Ceknricek.com -- Lautan demo mahasiswa di berbagai penjuru kota di Indonesia adalah kabar buruk bagi ekonomi negeri ini. Mengawali perdagangan, Selasa (24/9), Indeks Harga Saham Gabungan (IHSG) langsung terkena koreksi sebesar 0,28% ke level 6.188,77. IHSG terus memperlebar kekalahannya seiring dengan berjalannya waktu.
Pada pukul 11:20, koreksi IHSG telah mencapai 1,34% ke level 6.122,88. IHSG ditransaksikan di bawah level psikologis 6.200 untuk kali pertama sejak 6 Agustus 2019. Posisi IHSG saat ini juga merupakan posisi terlemahnya sejak 6 Agustus 2019.

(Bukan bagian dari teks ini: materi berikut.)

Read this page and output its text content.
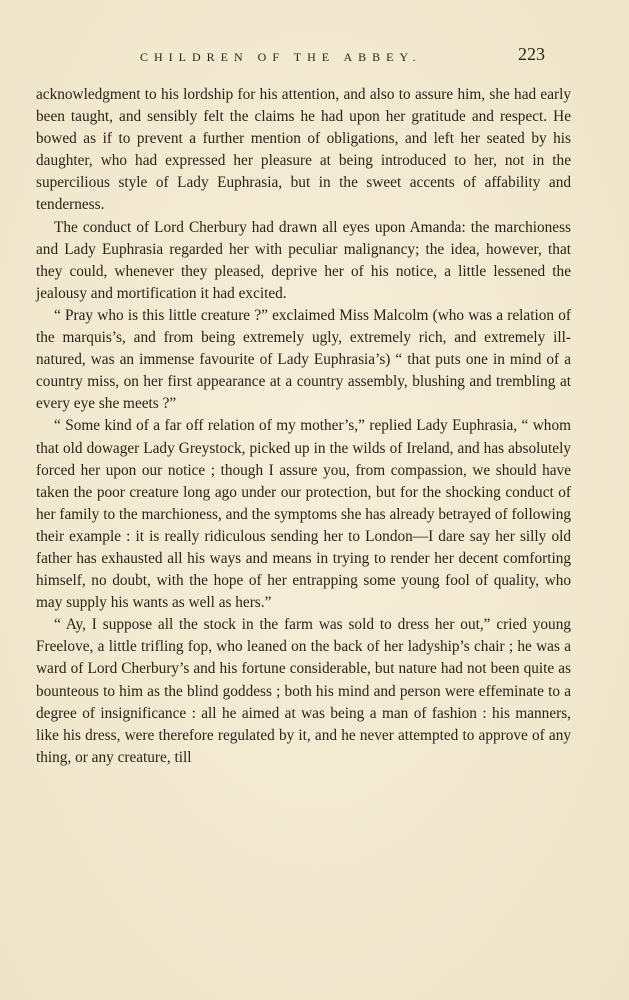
CHILDREN OF THE ABBEY.	223

acknowledgment to his lordship for his attention, and also to assure him, she had early been taught, and sensibly felt the claims he had upon her gratitude and respect. He bowed as if to prevent a further mention of obligations, and left her seated by his daughter, who had expressed her pleasure at being introduced to her, not in the supercilious style of Lady Euphrasia, but in the sweet accents of affability and tenderness.

The conduct of Lord Cherbury had drawn all eyes upon Amanda: the marchioness and Lady Euphrasia regarded her with peculiar malignancy; the idea, however, that they could, whenever they pleased, deprive her of his notice, a little lessened the jealousy and mortification it had excited.

“ Pray who is this little creature ?” exclaimed Miss Malcolm (who was a relation of the marquis’s, and from being extremely ugly, extremely rich, and extremely ill-natured, was an immense favourite of Lady Euphrasia’s) “ that puts one in mind of a country miss, on her first appearance at a country assembly, blushing and trembling at every eye she meets ?”

“ Some kind of a far off relation of my mother’s,” replied Lady Euphrasia, “ whom that old dowager Lady Greystock, picked up in the wilds of Ireland, and has absolutely forced her upon our notice ; though I assure you, from compassion, we should have taken the poor creature long ago under our protection, but for the shocking conduct of her family to the marchioness, and the symptoms she has already betrayed of following their example : it is really ridiculous sending her to London—I dare say her silly old father has exhausted all his ways and means in trying to render her decent comforting himself, no doubt, with the hope of her entrapping some young fool of quality, who may supply his wants as well as hers.”

“ Ay, I suppose all the stock in the farm was sold to dress her out,” cried young Freelove, a little trifling fop, who leaned on the back of her ladyship’s chair ; he was a ward of Lord Cherbury’s and his fortune considerable, but nature had not been quite as bounteous to him as the blind goddess ; both his mind and person were effeminate to a degree of insignificance : all he aimed at was being a man of fashion : his manners, like his dress, were therefore regulated by it, and he never attempted to approve of any thing, or any creature, till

IHSG berada di zona merah ketika mayoritas bursa saham utama kawasan Asia sedang melaju di zona hijau. KLCI yang merupakan indeks saham acuan di Malaysia juga melemah. Namun, koreksi yang dibukukan IHSG jauh lebih dalam sehingga menjadikannya indeks saham dengan kinerja terburuk di kawasan Asia.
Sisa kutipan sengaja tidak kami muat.